Washington a également besoin de courtiser Téhéran, fort influent sur nombre de groupes irakiens de l'opposition, et qui héberge le principal mouvement chiite d'opposition : le Conseil suprême de la Révolution islamique en Irak. La Maison-Blanche ne souffle pas mot des difficultés rencontrées auprès de la Russie, la France et la Chine qui disposent comme Washington du droit de veto au Conseil de sécurité de l'ONU en tant que membres permanents. Les trois pays estiment préférable de donner une dernière chance à l'Irak. Bagdad serait invité à montrer sa bonne foi en offrant toute latitude au travail des inspecteurs en désarmement des Nations Unies. La menace d'une intervention armée ne serait brandie que dans un second temps, au cas où Bagdad persisterait dans son attitude de dissimulation, explique-t-on notamment à Paris. Le 16 septembre, l'Irak avait annoncé qu'il accepterait sans condition le retour des inspecteurs en désarmement, comme le prévoyaient de précédentes résolutions.

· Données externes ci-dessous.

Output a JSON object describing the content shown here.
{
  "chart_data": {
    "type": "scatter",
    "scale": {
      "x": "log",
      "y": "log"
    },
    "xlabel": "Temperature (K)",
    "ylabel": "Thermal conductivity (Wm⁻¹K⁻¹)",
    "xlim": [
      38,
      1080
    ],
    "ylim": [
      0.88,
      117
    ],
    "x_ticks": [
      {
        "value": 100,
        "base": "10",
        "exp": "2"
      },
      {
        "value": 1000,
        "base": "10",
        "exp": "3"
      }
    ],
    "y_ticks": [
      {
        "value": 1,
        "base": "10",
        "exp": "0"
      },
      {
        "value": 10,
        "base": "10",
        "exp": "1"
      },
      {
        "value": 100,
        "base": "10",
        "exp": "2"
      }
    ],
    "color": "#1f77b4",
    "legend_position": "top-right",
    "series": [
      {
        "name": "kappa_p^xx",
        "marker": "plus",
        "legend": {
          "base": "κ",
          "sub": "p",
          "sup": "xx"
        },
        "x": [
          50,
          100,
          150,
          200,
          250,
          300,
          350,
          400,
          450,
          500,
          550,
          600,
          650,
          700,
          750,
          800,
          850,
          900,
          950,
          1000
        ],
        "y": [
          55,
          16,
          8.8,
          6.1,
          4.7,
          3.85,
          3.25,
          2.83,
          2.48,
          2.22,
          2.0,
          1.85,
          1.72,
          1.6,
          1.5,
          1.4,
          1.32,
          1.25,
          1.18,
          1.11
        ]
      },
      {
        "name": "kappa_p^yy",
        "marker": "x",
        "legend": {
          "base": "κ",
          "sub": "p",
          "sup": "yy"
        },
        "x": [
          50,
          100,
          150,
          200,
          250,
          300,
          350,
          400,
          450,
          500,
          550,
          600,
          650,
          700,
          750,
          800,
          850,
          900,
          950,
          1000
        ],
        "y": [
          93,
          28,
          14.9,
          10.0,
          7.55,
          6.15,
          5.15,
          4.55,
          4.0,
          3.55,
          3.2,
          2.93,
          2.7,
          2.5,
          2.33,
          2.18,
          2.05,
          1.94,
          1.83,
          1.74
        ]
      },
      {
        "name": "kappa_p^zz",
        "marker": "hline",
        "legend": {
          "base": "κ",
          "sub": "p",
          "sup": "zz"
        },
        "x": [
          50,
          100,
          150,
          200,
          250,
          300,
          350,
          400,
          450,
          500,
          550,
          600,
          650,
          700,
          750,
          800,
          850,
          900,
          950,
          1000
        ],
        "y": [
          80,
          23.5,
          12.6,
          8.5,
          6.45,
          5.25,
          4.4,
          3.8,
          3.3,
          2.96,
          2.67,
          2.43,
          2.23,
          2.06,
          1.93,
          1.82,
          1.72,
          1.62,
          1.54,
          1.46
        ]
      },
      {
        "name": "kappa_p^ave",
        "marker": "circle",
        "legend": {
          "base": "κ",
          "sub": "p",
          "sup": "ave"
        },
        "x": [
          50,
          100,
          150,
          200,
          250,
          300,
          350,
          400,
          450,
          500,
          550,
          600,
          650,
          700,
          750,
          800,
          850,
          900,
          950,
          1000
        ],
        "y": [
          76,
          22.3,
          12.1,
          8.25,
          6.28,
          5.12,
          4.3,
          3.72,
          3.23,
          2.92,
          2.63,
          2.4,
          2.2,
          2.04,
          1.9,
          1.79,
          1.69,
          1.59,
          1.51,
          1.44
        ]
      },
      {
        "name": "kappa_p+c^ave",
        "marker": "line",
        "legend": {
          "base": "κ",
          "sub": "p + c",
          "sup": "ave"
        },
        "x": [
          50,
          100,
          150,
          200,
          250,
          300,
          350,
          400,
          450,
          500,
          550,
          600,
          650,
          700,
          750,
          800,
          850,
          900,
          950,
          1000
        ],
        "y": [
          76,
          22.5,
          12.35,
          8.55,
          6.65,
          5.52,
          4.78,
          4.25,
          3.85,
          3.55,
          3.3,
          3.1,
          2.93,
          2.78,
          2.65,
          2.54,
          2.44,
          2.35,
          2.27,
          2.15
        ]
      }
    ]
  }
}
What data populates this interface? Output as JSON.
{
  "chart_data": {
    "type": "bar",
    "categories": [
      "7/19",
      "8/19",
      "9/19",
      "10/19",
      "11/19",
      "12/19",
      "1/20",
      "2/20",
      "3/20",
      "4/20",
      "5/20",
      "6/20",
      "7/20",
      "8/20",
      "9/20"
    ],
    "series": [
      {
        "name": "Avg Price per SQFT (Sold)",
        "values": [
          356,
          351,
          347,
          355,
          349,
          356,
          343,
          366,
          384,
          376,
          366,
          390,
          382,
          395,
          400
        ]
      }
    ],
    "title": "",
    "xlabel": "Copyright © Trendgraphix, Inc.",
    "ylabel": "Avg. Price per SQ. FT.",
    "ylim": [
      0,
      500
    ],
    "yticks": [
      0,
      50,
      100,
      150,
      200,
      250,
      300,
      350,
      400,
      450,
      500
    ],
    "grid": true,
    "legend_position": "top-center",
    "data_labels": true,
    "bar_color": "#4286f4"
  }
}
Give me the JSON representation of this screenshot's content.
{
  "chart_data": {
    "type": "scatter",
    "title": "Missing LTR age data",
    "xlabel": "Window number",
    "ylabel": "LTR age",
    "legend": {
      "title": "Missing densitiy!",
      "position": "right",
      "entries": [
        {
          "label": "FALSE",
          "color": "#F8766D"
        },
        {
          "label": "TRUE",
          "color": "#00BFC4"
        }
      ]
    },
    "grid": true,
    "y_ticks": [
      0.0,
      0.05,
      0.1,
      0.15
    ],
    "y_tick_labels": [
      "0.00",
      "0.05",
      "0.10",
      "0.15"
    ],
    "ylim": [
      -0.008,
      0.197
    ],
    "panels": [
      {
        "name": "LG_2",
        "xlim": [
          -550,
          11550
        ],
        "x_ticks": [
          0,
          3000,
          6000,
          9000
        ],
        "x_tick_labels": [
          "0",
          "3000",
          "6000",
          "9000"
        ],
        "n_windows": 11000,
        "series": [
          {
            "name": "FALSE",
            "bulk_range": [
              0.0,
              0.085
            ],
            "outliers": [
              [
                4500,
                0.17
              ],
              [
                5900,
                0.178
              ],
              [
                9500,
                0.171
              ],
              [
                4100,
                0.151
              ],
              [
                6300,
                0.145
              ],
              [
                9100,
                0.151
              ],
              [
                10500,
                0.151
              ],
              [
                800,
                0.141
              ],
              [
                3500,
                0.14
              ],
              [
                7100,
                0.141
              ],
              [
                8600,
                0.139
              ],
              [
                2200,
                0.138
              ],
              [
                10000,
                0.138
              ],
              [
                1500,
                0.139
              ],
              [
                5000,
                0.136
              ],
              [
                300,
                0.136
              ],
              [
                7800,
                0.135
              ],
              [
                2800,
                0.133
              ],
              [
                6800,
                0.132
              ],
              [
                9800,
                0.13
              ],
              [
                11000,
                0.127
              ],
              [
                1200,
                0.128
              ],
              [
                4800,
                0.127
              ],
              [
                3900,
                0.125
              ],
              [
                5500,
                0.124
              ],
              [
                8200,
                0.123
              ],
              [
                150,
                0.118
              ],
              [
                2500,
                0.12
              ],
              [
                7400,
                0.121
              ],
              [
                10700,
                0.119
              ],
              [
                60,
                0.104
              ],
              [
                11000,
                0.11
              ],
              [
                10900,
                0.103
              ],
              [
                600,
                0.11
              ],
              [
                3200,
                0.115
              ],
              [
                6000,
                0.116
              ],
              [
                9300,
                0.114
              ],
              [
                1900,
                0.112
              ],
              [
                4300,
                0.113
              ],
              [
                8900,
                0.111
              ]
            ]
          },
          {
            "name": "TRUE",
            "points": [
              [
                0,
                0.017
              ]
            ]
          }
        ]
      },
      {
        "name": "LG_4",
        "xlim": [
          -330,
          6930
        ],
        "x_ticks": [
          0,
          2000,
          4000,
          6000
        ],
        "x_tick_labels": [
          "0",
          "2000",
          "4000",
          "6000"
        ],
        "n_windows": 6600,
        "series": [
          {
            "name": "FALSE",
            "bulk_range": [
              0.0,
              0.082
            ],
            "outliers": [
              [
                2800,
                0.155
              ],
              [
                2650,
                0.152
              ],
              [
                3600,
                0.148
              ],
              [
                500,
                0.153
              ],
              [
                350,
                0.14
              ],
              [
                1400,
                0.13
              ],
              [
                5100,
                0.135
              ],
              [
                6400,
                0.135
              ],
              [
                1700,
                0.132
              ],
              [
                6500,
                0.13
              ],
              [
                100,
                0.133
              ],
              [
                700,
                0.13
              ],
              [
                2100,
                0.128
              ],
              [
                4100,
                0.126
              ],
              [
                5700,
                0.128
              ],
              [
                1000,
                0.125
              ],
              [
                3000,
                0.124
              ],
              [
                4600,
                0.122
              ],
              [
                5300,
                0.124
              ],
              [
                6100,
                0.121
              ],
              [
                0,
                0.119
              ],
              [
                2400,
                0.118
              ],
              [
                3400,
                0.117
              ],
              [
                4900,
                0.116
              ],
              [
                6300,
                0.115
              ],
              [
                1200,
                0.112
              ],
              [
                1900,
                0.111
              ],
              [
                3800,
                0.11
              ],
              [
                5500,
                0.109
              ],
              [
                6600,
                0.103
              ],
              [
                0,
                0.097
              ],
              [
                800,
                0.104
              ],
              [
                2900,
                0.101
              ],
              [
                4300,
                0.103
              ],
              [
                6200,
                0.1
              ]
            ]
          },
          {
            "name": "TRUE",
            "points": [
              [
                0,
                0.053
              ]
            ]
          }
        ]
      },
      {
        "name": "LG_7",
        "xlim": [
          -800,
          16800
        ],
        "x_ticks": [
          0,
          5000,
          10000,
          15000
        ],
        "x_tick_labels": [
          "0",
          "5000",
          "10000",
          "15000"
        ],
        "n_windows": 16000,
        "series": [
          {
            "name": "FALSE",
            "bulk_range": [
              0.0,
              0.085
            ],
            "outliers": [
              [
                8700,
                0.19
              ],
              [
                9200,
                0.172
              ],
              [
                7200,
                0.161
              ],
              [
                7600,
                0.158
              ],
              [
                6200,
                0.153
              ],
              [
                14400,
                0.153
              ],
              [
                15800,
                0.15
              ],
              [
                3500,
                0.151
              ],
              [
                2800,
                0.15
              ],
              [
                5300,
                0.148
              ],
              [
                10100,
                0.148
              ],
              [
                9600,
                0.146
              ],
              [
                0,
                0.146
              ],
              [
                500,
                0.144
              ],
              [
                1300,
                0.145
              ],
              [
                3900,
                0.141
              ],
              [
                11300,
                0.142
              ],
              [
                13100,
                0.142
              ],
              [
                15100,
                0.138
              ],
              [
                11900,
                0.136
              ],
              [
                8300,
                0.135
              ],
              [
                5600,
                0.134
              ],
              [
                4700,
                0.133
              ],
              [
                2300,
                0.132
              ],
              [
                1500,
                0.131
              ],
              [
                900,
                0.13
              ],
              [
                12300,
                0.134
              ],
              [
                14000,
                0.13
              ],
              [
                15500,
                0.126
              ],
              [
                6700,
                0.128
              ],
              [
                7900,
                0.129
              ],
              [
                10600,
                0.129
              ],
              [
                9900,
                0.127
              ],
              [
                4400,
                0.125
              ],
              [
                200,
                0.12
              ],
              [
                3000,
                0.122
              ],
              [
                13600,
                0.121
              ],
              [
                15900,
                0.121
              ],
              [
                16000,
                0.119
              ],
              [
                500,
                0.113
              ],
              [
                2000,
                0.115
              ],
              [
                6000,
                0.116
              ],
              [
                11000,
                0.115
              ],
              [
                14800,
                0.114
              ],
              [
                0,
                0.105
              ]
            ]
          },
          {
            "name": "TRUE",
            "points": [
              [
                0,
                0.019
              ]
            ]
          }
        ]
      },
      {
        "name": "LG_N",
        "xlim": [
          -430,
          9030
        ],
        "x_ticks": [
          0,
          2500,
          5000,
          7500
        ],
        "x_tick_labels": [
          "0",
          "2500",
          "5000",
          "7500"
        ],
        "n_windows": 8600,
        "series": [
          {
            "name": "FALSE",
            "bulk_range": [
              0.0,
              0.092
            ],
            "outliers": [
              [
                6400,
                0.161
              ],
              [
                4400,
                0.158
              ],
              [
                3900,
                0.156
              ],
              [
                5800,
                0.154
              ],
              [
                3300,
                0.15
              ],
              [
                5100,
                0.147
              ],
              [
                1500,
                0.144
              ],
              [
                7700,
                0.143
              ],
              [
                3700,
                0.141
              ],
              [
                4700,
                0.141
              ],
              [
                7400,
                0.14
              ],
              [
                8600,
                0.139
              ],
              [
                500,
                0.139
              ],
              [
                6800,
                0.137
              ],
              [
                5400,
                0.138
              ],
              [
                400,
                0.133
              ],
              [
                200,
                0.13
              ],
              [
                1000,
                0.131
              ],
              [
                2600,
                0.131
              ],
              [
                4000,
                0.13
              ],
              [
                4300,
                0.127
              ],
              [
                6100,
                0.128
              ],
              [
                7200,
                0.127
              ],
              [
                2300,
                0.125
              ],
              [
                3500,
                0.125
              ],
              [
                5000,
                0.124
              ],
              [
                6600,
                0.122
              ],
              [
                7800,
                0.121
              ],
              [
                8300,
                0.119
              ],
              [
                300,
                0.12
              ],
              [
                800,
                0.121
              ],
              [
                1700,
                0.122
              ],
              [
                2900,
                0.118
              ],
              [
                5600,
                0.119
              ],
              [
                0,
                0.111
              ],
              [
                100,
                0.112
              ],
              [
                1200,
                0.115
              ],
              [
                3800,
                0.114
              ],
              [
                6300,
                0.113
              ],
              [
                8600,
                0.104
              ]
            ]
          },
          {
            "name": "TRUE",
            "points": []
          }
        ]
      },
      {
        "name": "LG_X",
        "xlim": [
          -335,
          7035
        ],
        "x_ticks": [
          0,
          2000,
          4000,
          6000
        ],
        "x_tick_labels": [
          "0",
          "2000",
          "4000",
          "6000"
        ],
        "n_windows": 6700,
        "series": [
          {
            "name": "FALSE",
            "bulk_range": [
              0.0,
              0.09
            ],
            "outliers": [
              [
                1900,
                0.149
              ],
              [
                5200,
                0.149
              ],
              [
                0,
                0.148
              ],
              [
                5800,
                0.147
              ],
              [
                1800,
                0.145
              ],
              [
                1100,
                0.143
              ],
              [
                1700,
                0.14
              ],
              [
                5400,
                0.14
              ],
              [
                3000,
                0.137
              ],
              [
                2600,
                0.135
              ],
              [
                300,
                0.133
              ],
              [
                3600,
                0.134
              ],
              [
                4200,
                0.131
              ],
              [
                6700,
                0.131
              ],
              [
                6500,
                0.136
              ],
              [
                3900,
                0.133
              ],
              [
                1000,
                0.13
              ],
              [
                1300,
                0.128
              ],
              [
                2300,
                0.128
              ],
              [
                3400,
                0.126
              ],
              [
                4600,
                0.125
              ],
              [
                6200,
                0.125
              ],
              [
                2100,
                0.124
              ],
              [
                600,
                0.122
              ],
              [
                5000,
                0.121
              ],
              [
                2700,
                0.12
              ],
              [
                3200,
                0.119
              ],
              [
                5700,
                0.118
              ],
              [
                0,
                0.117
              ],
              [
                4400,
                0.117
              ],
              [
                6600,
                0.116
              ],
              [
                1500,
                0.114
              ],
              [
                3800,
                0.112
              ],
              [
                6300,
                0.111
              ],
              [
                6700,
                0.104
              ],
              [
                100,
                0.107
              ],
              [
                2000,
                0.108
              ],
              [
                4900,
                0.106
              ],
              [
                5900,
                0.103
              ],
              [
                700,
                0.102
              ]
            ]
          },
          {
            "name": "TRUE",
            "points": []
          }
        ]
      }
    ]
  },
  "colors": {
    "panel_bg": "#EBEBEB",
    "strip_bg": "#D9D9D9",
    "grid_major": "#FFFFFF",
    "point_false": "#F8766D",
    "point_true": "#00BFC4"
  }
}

Mais les Irakiens ont fait savoir qu'ils s'opposeraient à toute nouvelle résolution. «La position irakienne sur le retour des inspecteurs a été décidée, et toute procédure additionnelle n'a pour autre but que de nuire à l'Irak, ce qui est inacceptable», rappelle-t-on.
«Il est clair que Saddam Hussein traîne les pieds pour pouvoir construire ses armes», a commenté le porte-parole de Bush, qui a précisé qu'il «ne s'agit pas de négocier avec l'Irak, mais de savoir si les Nations Unies sont capables de répondre au défi lancé par Bagdad».